When it comes to the bond auction, might it not be better to use an Ebay like system, where creditors specify their *minimum* interest rate, and countries specify their max. And creditors are given the maximum interest rate possible.
So let's say creditors A, B, and C want to buy Austrian bonds. Austria sets his max interest rate at 10%, and wants to sell 3 bonds.

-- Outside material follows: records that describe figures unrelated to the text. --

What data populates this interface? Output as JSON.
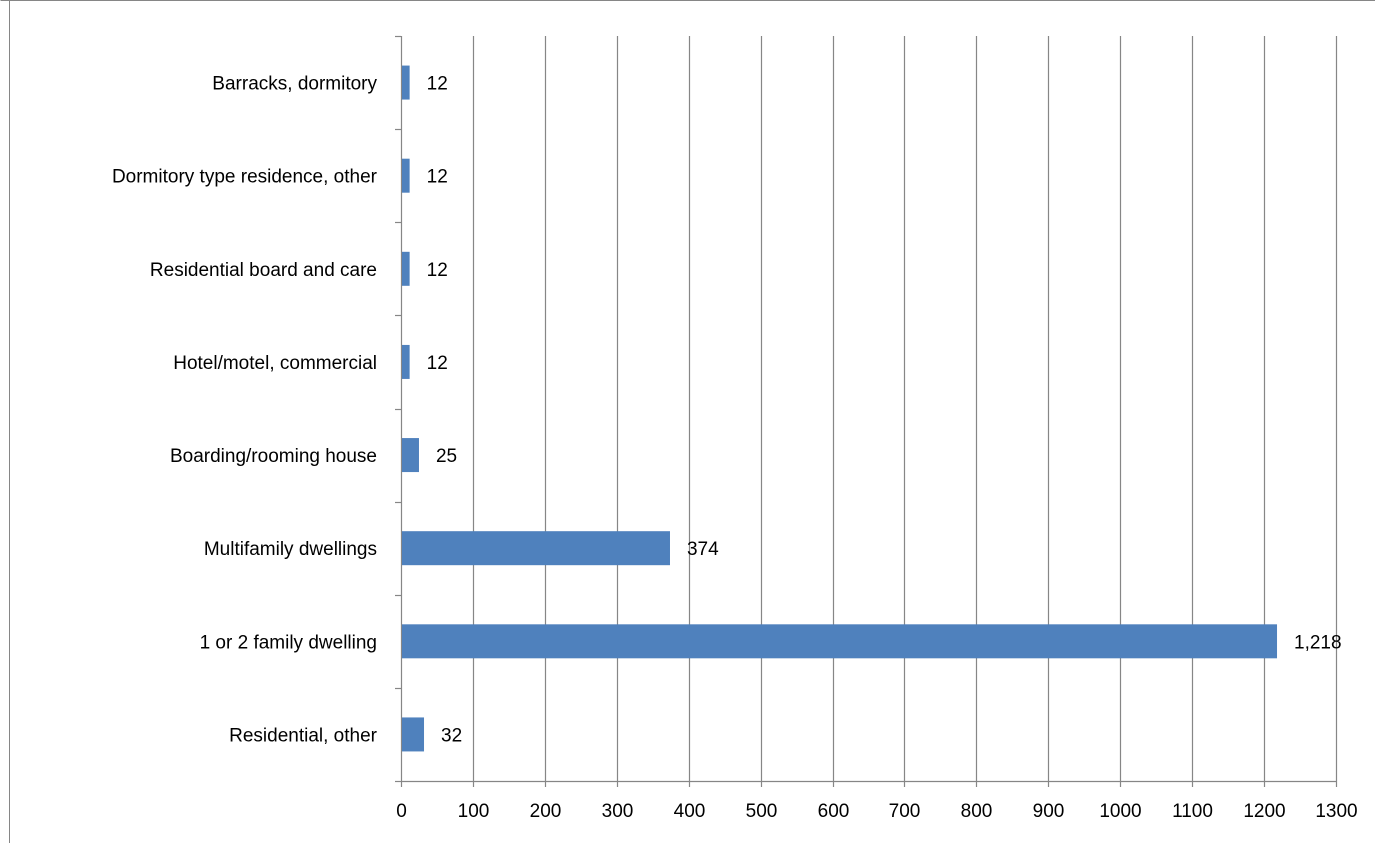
{
  "chart_data": {
    "type": "bar",
    "orientation": "horizontal",
    "categories": [
      "Residential, other",
      "1 or 2 family dwelling",
      "Multifamily dwellings",
      "Boarding/rooming house",
      "Hotel/motel, commercial",
      "Residential board and care",
      "Dormitory type residence, other",
      "Barracks, dormitory"
    ],
    "values": [
      32,
      1218,
      374,
      25,
      12,
      12,
      12,
      12
    ],
    "data_labels": [
      "32",
      "1,218",
      "374",
      "25",
      "12",
      "12",
      "12",
      "12"
    ],
    "xlim": [
      0,
      1300
    ],
    "x_ticks": [
      0,
      100,
      200,
      300,
      400,
      500,
      600,
      700,
      800,
      900,
      1000,
      1100,
      1200,
      1300
    ],
    "grid": "vertical",
    "legend": "none",
    "title": "",
    "xlabel": "",
    "ylabel": "",
    "colors": {
      "bar": "#4f81bd",
      "grid": "#868686",
      "axis": "#868686",
      "frame": "#868686",
      "text": "#000000"
    }
  }
}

Creditor A sets his minimum interest rate to 15%, and so gets no bond, Creditor B wants to buy 2 bond with a minimum of 8%, and Creditor C wants to buy 2 bonds at a minimum of 5%.
Creditor C gets preference and ends out with 2 7% bonds(just below B's level, we don't allow fractions), and is taken out of the running, while creditor B gets 1 bond at 10% (he has no more competitors).
The lowest bids get filled first, and then the higher bids, until no bids are left.
In this way we can have a simulated "auction" without going through the degree of work of an actual auction, and we get better pricing. Rather then putting in actual bids, you'd be behaving as a "broker", getting the best deals possible depending on the conditions given to you by participants.
I think there'd be less room for exploits, and there'd also be no penalty if you enter a bid much lower then anyone else, you can still get a decent price just below the others.
However, it's probably better to try a number of bidding systems and see how they stick. Different bidding systems can lead to undesirable behaviour.